In an email to the Harvard community Friday afternoon, interim Harvard President Alan Garber announced the appointment of John Manning, dean of Harvard Law from 2017-2024, as provost of Harvard University. John C.P. Goldberg, a professor at Harvard Law, will become interim dean of Harvard Law School.  

Goldberg served as deputy dean of Harvard Law from 2017 to 2022. He has been a professor at Harvard Law since 2008, most recently teaching Section 5 Torts in Fall 2023. The Carter Professor of General Jurisprudence, Goldberg contributed to the Restatement of Torts and the Restatement of Property and is widely regarded as a foremost modern scholar of torts.  

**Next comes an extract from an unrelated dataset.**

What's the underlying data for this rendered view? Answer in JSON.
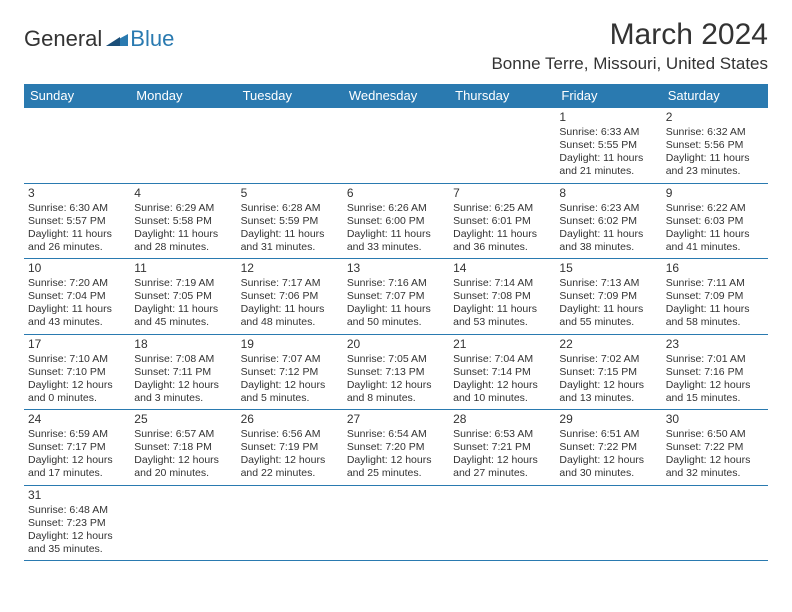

Manning, A.B. ‘82, J.D. ‘85, has been a professor at Harvard Law since 2004 and its dean since 2017. A prominent textualist and administrative law scholar, he is one of the longest-serving law school deans in the United States and was reportedly a finalist to become president of Harvard last year before the appointment of Claudine Gay in 2023. 

Garber was selected as interim president following Gay’s recent resignation. He did not officially leave his position as provost, but he said he would find a replacement shortly after. Manning now steps into that role on an interim basis. The provost is the chief academic officer of Harvard University and regarded as the second most powerful administrator. Along with the executive vice president, the provost reports directly to the president. 

Manning sent an accompanying email titled “The Coming Months” to the Harvard Law community. After thanking the law school community and praising Goldberg, he ended by writing that he “look[s] forward to rejoining you when [his] work at the University is complete.” He also emphasized that he is only leaving “on an interim basis.” This echoes Garber’s careful wording that Manning is only taking “a leave from his deanship.” 

However, the appointment of Manning, who in 2018 refused to revoke Justice Brett Kavanaugh’s lecturer position despite student protests, arrives amid fallout from Gay’s resignation and criticisms of the school’s stance toward the Israel-Palestine conflict. Manning wrote that Garber asked him to lead “initiatives on institutional neutrality and on open inquiry, respectful dialogue, and academic freedom.” 

Harvard Law’s deputy deans Molly Brady, A.B. ‘08, and I. Glenn Cohen, J.D. ‘03, were participating in a panel about course registration when the news was made public. Goldberg, a former deputy dean, was perhaps a surprise choice to leapfrog over the current deputy deans to the interim deanship, but his appointment might also underscore that the appointment of both Manning and Goldberg are truly intended to be temporary.